In December, the Federal Trade Commission (FTC) issued its long-awaited Final Rule on Unfair or Deceptive Fees. When the FTC released the proposed rule over a year ago, the rule covered any business that offered goods or services for sale. The Commission largely narrowed the rule’s application, which now focuses on live-event tickets and short-term lodging (defined as a hotel, motel, inn, short-term rental, vacation rental, or other place of lodging).
The Final Rule also covers third-party travel service providers, including online travel agencies and travel advisors. The FTC did not shed much light on its reasoning, but Republican Commissioner Melissa Holyoak’s concurring statement on the overly broad scope of the earlier version provides some indication of an effort to make the rule more palatable to the incoming Congress, which could repeal the rule through the Congressional Review Act.
The Final Rule requires the upfront disclosure of the total price more prominently than any other pricing information, except for government charges, shipping charges, and optional fees or charges. Modifications of the proposed rule include the definition of “government charges,” which is changed from fees or charges “imposed on consumers” to those “imposed on the transaction,” eliminating the potential distinction between fees and charges for a transaction the government imposes directly on consumers and those imposed on businesses.
Additionally, the agency clarified that “shipping charges” include private mail and shipping services such as UPS, or freight. The FTC conceded that certain fees that are contingent on later conduct or choices by a consumer after a purchase that cannot be ascertained do not need to be included in the upfront price (e.g., late fees). However, it rebuffed efforts to exclude dynamic pricing, stating that all adjusted prices must include all known mandatory fees, and the advertised good or service must be actually available to consumers at the quoted price.

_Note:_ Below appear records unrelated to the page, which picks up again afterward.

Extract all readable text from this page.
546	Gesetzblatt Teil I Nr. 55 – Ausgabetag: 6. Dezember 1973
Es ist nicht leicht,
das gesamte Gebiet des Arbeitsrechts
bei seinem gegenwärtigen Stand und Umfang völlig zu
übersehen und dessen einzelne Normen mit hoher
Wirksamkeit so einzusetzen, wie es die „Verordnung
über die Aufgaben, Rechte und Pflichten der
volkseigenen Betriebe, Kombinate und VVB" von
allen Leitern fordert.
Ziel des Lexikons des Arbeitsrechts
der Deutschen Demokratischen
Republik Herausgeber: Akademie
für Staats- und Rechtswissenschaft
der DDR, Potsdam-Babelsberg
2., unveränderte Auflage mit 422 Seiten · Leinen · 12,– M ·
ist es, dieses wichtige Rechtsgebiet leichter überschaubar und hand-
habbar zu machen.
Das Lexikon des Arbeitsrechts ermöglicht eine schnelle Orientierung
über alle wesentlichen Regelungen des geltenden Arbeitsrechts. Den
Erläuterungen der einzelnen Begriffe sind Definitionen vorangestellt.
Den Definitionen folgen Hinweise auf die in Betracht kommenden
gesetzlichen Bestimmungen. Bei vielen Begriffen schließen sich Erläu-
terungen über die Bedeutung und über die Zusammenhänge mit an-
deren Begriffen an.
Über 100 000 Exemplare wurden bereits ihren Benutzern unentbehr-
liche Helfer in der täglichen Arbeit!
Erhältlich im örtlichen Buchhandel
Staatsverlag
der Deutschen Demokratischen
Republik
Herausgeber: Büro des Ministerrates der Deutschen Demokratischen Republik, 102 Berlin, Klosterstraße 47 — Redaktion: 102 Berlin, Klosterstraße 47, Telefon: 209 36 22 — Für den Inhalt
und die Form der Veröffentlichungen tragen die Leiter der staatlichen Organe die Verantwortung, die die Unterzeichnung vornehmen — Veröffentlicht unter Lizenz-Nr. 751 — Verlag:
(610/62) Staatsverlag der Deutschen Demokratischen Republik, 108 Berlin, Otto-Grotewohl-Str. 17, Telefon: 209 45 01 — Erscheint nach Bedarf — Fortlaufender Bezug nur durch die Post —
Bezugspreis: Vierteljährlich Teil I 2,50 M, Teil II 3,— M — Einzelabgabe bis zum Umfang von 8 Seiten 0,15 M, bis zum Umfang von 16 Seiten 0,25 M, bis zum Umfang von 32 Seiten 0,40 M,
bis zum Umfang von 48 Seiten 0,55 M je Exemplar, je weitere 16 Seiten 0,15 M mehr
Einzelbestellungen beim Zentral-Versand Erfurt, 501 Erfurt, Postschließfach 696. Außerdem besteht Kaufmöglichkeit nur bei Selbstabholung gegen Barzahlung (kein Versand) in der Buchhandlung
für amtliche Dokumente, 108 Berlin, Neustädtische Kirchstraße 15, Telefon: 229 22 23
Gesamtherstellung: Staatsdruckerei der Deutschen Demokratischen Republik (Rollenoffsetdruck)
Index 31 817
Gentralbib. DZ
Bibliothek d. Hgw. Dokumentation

The Final Rule also adjusted the language for the disclosure requirements regarding the nature and purpose of fees. Instead of requiring disclosure of “any amount a consumer may pay,” covered businesses must disclose and explain “any fee or charge imposed on the transaction that has been excluded from Total Price” before the consumer consents to pay.
The FTC also answered a question that we have pondered since it issued the proposed rule: What impact does the rule have on credit card surcharges? The FTC concluded that businesses covered by the Final Rule must include card surcharges and any other card processing fees in the “Total Price” if they choose to make payment by credit card mandatory. If the business offers an alternative payment option that is viable for the offered transaction, such that paying without a credit card is truly a reasonable option, the card fees need not be included in the Total Price.
Finally, the FTC explained that it received a lot of comments from consumers disgruntled by surprise fees and hidden charges in other industries not covered by the Final Rule, including motor vehicle, delivery applications, financial services, the restaurant industry, tax preparation services, and the healthcare industry. The FTC cautioned that that these other businesses should consider, in the context of their own business practices, the FTC’s guidance that mandatory fees that consumers cannot reasonably avoid be clearly and conspicuously disclosed, or else they may be viewed as deceptive.
The commission voted 4-1 to approve the Final Rule, with Commissioner Andrew Ferguson in dissent. Ferguson, who President-elect Donald Trump has said he will elevate to FTC chair, dissented “only on the ground that the time for rulemaking by the Biden-Harris FTC is over.” Holyoak concurred in the Final Rule’s issuance, stating that it complied with the FTC’s Section 18 rulemaking authority and that it “helps protect consumers and competition, while also preserving flexibility for businesses to engage in lawful advertising and pricing practices.”
The Final Rule is effective 120 days after publication in the Federal Register.